El problema es que, con este tipo de actitudes, dirigentes oficialistas (como Aníbal Fernández o el hoy marginal exsecretario de Comercio, Guillermo Moreno) y opositores (como todos los mencionados) rebajan el nivel de la discusión política en Argentina entre aplausos de sus respectivos públicos. Algunos sectores incluso les exigen una mayor radicalización. El insulto se antepone al debate de ideas.
En ese clima, pierde toda la sociedad.
No era La Morsa
La exagerada cobertura de la pelea tuitera (en la que Fernández tiene mayor responsabilidad por representar al Estado) reflotó un caso paradigmático del daño que produce la complicidad entre periodistas, políticos, policías y espías y que permite fabricar noticias que, más bien, son difamaciones que quedan instaladas y que es imposible eliminar.
En agosto de 2015, el programa ‘Periodismo para Todos’, principal foro opositor de ese momento al Gobierno kirchnerista, aseguró que Aníbal Fernández, entonces precandidato a gobernador de la provincia de Buenos Aires, era ‘La Morsa’, un misterioso y tenebroso personaje señalado como autor intelectual del crimen de tres empresarios involucrados en el multimillonario tráfico de efedrina que se enviaba a cárteles mexicanos.

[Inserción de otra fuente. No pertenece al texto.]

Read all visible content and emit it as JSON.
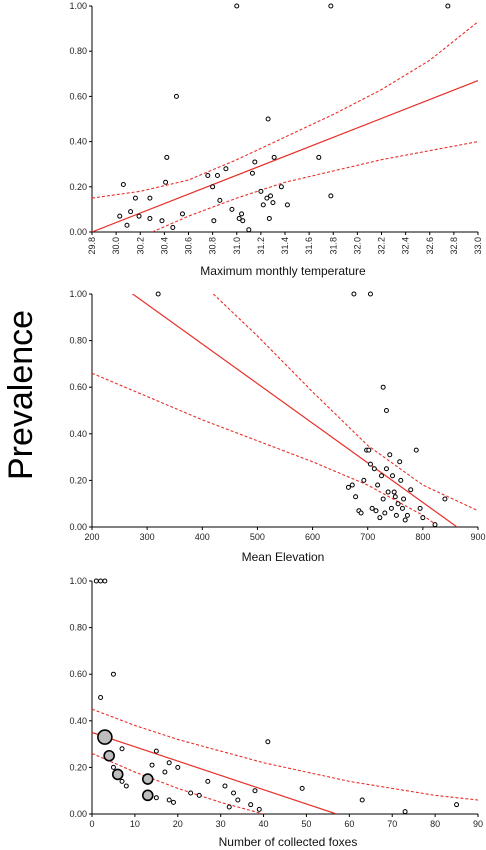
{
  "figure": {
    "ylabel": "Prevalence"
  },
  "chart_data": [
    {
      "type": "scatter",
      "title": "",
      "xlabel": "Maximum monthly temperature",
      "ylabel": "Prevalence",
      "xlim": [
        29.8,
        33.0
      ],
      "ylim": [
        0.0,
        1.0
      ],
      "xticks": [
        "29.8",
        "30.0",
        "30.2",
        "30.4",
        "30.6",
        "30.8",
        "31.0",
        "31.2",
        "31.4",
        "31.6",
        "31.8",
        "32.0",
        "32.2",
        "32.4",
        "32.6",
        "32.8",
        "33.0"
      ],
      "yticks": [
        "0.00",
        "0.20",
        "0.40",
        "0.60",
        "0.80",
        "1.00"
      ],
      "xtick_rotation": "vertical",
      "grid": false,
      "points": [
        {
          "x": 30.03,
          "y": 0.07
        },
        {
          "x": 30.06,
          "y": 0.21
        },
        {
          "x": 30.09,
          "y": 0.03
        },
        {
          "x": 30.12,
          "y": 0.09
        },
        {
          "x": 30.16,
          "y": 0.15
        },
        {
          "x": 30.19,
          "y": 0.07
        },
        {
          "x": 30.28,
          "y": 0.15
        },
        {
          "x": 30.28,
          "y": 0.06
        },
        {
          "x": 30.38,
          "y": 0.05
        },
        {
          "x": 30.41,
          "y": 0.22
        },
        {
          "x": 30.42,
          "y": 0.33
        },
        {
          "x": 30.47,
          "y": 0.02
        },
        {
          "x": 30.5,
          "y": 0.6
        },
        {
          "x": 30.55,
          "y": 0.08
        },
        {
          "x": 30.76,
          "y": 0.25
        },
        {
          "x": 30.8,
          "y": 0.2
        },
        {
          "x": 30.81,
          "y": 0.05
        },
        {
          "x": 30.84,
          "y": 0.25
        },
        {
          "x": 30.86,
          "y": 0.14
        },
        {
          "x": 30.91,
          "y": 0.28
        },
        {
          "x": 30.96,
          "y": 0.1
        },
        {
          "x": 31.0,
          "y": 1.0
        },
        {
          "x": 31.02,
          "y": 0.06
        },
        {
          "x": 31.04,
          "y": 0.08
        },
        {
          "x": 31.05,
          "y": 0.05
        },
        {
          "x": 31.1,
          "y": 0.01
        },
        {
          "x": 31.13,
          "y": 0.26
        },
        {
          "x": 31.15,
          "y": 0.31
        },
        {
          "x": 31.2,
          "y": 0.18
        },
        {
          "x": 31.22,
          "y": 0.12
        },
        {
          "x": 31.25,
          "y": 0.15
        },
        {
          "x": 31.26,
          "y": 0.5
        },
        {
          "x": 31.27,
          "y": 0.06
        },
        {
          "x": 31.28,
          "y": 0.16
        },
        {
          "x": 31.3,
          "y": 0.13
        },
        {
          "x": 31.31,
          "y": 0.33
        },
        {
          "x": 31.37,
          "y": 0.2
        },
        {
          "x": 31.42,
          "y": 0.12
        },
        {
          "x": 31.68,
          "y": 0.33
        },
        {
          "x": 31.78,
          "y": 0.16
        },
        {
          "x": 31.78,
          "y": 1.0
        },
        {
          "x": 32.75,
          "y": 1.0
        }
      ],
      "regression_line": [
        [
          29.8,
          0.0
        ],
        [
          33.0,
          0.67
        ]
      ],
      "confidence_upper": [
        [
          29.8,
          0.15
        ],
        [
          30.2,
          0.18
        ],
        [
          30.6,
          0.23
        ],
        [
          31.0,
          0.32
        ],
        [
          31.4,
          0.42
        ],
        [
          31.8,
          0.52
        ],
        [
          32.2,
          0.63
        ],
        [
          32.6,
          0.76
        ],
        [
          33.0,
          0.93
        ]
      ],
      "confidence_lower": [
        [
          30.3,
          0.0
        ],
        [
          30.6,
          0.07
        ],
        [
          31.0,
          0.15
        ],
        [
          31.4,
          0.22
        ],
        [
          31.8,
          0.27
        ],
        [
          32.2,
          0.32
        ],
        [
          32.6,
          0.36
        ],
        [
          33.0,
          0.4
        ]
      ],
      "line_color": "#e8302a",
      "point_color": "#000000"
    },
    {
      "type": "scatter",
      "title": "",
      "xlabel": "Mean Elevation",
      "ylabel": "Prevalence",
      "xlim": [
        200,
        900
      ],
      "ylim": [
        0.0,
        1.0
      ],
      "xticks": [
        "200",
        "300",
        "400",
        "500",
        "600",
        "700",
        "800",
        "900"
      ],
      "yticks": [
        "0.00",
        "0.20",
        "0.40",
        "0.60",
        "0.80",
        "1.00"
      ],
      "xtick_rotation": "horizontal",
      "grid": false,
      "points": [
        {
          "x": 320,
          "y": 1.0
        },
        {
          "x": 675,
          "y": 1.0
        },
        {
          "x": 705,
          "y": 1.0
        },
        {
          "x": 728,
          "y": 0.6
        },
        {
          "x": 734,
          "y": 0.5
        },
        {
          "x": 665,
          "y": 0.17
        },
        {
          "x": 672,
          "y": 0.18
        },
        {
          "x": 678,
          "y": 0.13
        },
        {
          "x": 684,
          "y": 0.07
        },
        {
          "x": 688,
          "y": 0.06
        },
        {
          "x": 693,
          "y": 0.2
        },
        {
          "x": 698,
          "y": 0.33
        },
        {
          "x": 702,
          "y": 0.33
        },
        {
          "x": 705,
          "y": 0.27
        },
        {
          "x": 708,
          "y": 0.08
        },
        {
          "x": 712,
          "y": 0.25
        },
        {
          "x": 715,
          "y": 0.07
        },
        {
          "x": 718,
          "y": 0.18
        },
        {
          "x": 722,
          "y": 0.04
        },
        {
          "x": 725,
          "y": 0.22
        },
        {
          "x": 728,
          "y": 0.12
        },
        {
          "x": 731,
          "y": 0.06
        },
        {
          "x": 734,
          "y": 0.25
        },
        {
          "x": 737,
          "y": 0.15
        },
        {
          "x": 740,
          "y": 0.31
        },
        {
          "x": 743,
          "y": 0.08
        },
        {
          "x": 745,
          "y": 0.22
        },
        {
          "x": 748,
          "y": 0.15
        },
        {
          "x": 750,
          "y": 0.13
        },
        {
          "x": 752,
          "y": 0.05
        },
        {
          "x": 755,
          "y": 0.1
        },
        {
          "x": 758,
          "y": 0.28
        },
        {
          "x": 760,
          "y": 0.2
        },
        {
          "x": 763,
          "y": 0.08
        },
        {
          "x": 765,
          "y": 0.12
        },
        {
          "x": 768,
          "y": 0.03
        },
        {
          "x": 772,
          "y": 0.05
        },
        {
          "x": 778,
          "y": 0.16
        },
        {
          "x": 788,
          "y": 0.33
        },
        {
          "x": 795,
          "y": 0.08
        },
        {
          "x": 800,
          "y": 0.04
        },
        {
          "x": 822,
          "y": 0.01
        },
        {
          "x": 840,
          "y": 0.12
        }
      ],
      "regression_line": [
        [
          262,
          1.02
        ],
        [
          862,
          0.0
        ]
      ],
      "confidence_upper": [
        [
          420,
          1.0
        ],
        [
          500,
          0.82
        ],
        [
          600,
          0.58
        ],
        [
          700,
          0.35
        ],
        [
          800,
          0.18
        ],
        [
          900,
          0.07
        ]
      ],
      "confidence_lower": [
        [
          200,
          0.66
        ],
        [
          300,
          0.56
        ],
        [
          400,
          0.46
        ],
        [
          500,
          0.37
        ],
        [
          600,
          0.28
        ],
        [
          700,
          0.18
        ],
        [
          800,
          0.05
        ],
        [
          830,
          0.0
        ]
      ],
      "line_color": "#e8302a",
      "point_color": "#000000"
    },
    {
      "type": "scatter",
      "title": "",
      "xlabel": "Number of collected foxes",
      "ylabel": "Prevalence",
      "xlim": [
        0,
        90
      ],
      "ylim": [
        0.0,
        1.0
      ],
      "xticks": [
        "0",
        "10",
        "20",
        "30",
        "40",
        "50",
        "60",
        "70",
        "80",
        "90"
      ],
      "yticks": [
        "0.00",
        "0.20",
        "0.40",
        "0.60",
        "0.80",
        "1.00"
      ],
      "xtick_rotation": "horizontal",
      "grid": false,
      "points": [
        {
          "x": 1,
          "y": 1.0,
          "r": 2
        },
        {
          "x": 2,
          "y": 1.0,
          "r": 2
        },
        {
          "x": 3,
          "y": 1.0,
          "r": 2
        },
        {
          "x": 2,
          "y": 0.5,
          "r": 2
        },
        {
          "x": 5,
          "y": 0.6,
          "r": 2
        },
        {
          "x": 3,
          "y": 0.33,
          "r": 7
        },
        {
          "x": 4,
          "y": 0.25,
          "r": 5
        },
        {
          "x": 6,
          "y": 0.17,
          "r": 5
        },
        {
          "x": 13,
          "y": 0.15,
          "r": 5
        },
        {
          "x": 13,
          "y": 0.08,
          "r": 5
        },
        {
          "x": 5,
          "y": 0.2,
          "r": 2
        },
        {
          "x": 7,
          "y": 0.14,
          "r": 2
        },
        {
          "x": 7,
          "y": 0.28,
          "r": 2
        },
        {
          "x": 8,
          "y": 0.12,
          "r": 2
        },
        {
          "x": 14,
          "y": 0.21,
          "r": 2
        },
        {
          "x": 15,
          "y": 0.27,
          "r": 2
        },
        {
          "x": 15,
          "y": 0.07,
          "r": 2
        },
        {
          "x": 17,
          "y": 0.18,
          "r": 2
        },
        {
          "x": 18,
          "y": 0.22,
          "r": 2
        },
        {
          "x": 18,
          "y": 0.06,
          "r": 2
        },
        {
          "x": 19,
          "y": 0.05,
          "r": 2
        },
        {
          "x": 20,
          "y": 0.2,
          "r": 2
        },
        {
          "x": 23,
          "y": 0.09,
          "r": 2
        },
        {
          "x": 25,
          "y": 0.08,
          "r": 2
        },
        {
          "x": 27,
          "y": 0.14,
          "r": 2
        },
        {
          "x": 31,
          "y": 0.12,
          "r": 2
        },
        {
          "x": 32,
          "y": 0.03,
          "r": 2
        },
        {
          "x": 33,
          "y": 0.09,
          "r": 2
        },
        {
          "x": 34,
          "y": 0.06,
          "r": 2
        },
        {
          "x": 37,
          "y": 0.04,
          "r": 2
        },
        {
          "x": 38,
          "y": 0.1,
          "r": 2
        },
        {
          "x": 39,
          "y": 0.02,
          "r": 2
        },
        {
          "x": 41,
          "y": 0.31,
          "r": 2
        },
        {
          "x": 49,
          "y": 0.11,
          "r": 2
        },
        {
          "x": 63,
          "y": 0.06,
          "r": 2
        },
        {
          "x": 73,
          "y": 0.01,
          "r": 2
        },
        {
          "x": 85,
          "y": 0.04,
          "r": 2
        }
      ],
      "regression_line": [
        [
          0,
          0.35
        ],
        [
          57,
          0.0
        ]
      ],
      "confidence_upper": [
        [
          0,
          0.45
        ],
        [
          10,
          0.38
        ],
        [
          20,
          0.32
        ],
        [
          30,
          0.27
        ],
        [
          40,
          0.22
        ],
        [
          50,
          0.18
        ],
        [
          60,
          0.14
        ],
        [
          70,
          0.11
        ],
        [
          80,
          0.08
        ],
        [
          90,
          0.06
        ]
      ],
      "confidence_lower": [
        [
          0,
          0.26
        ],
        [
          10,
          0.18
        ],
        [
          20,
          0.11
        ],
        [
          30,
          0.05
        ],
        [
          40,
          0.0
        ]
      ],
      "line_color": "#e8302a",
      "point_color": "#000000",
      "large_point_fill": "#bdbdbd"
    }
  ]
}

Los testigos del programa eran Martín Lanatta, quien habló desde la cárcel porque ya había sido condenado como autor material del crimen; y el excomisario José Luis Salerno, quien ya estaba procesado. Ambos aseguraron que Fernández era ‘La Morsa’.
Desde entonces, gracias a la estrategia del Grupo Clarín, el multimedios más importante de Argentina que ya llevaba años enfrentado al kirchnerismo y que, al igual que el resto de los medios antiperonistas, replicó la ‘noticia’ en sus radios, canales de televisión, portales y diarios, el ministro se convirtió en el político argentino más acusado de tener vínculos con el narcotráfico.
Nada importó que Lanatta estuviera contradiciendo lo que había declarado durante el juicio y que al día siguiente su esposa y su abogado lo desmintieran. Ni que el programa no revelara que la entrevista a Salerno se había realizado en casa de la diputada opositora Elisa Carrió. En plena campaña, una de las líderes más mediáticas del país se convertía en una productora televisiva en las sombras en alianza con periodistas amigos que escondieron esa información, a sabiendas de que demostraba los intereses políticos que había detrás del reportaje.
Lo más grave era que no había ninguna prueba de la acusación. Las declaraciones quedaron sólo en eso, porque en los años siguientes en ningún juicio se pudo probar relación alguna de Fernández con el triple crimen ni con el tráfico de efedrina. Ni fue procesado, ni imputado ni llamado a declarar. Es más, en octubre del año pasado el propio diario Clarín informó en una nota que ‘La Morsa’ era Julio César Posse, un exagente de inteligencia. La revelación fue celebraba incluso por el presidente porque limpiaba la imagen de su ministro.
La calumnia mediática es imborrable. Y, por supuesto, nadie se disculpa por eso. Los responsables siguen presumiendo la inexistente independencia de su periodismo. Solazados en el éxito de su endogámico mecanismo para imponer temas e incitar indignaciones, hasta se premian entre ellos.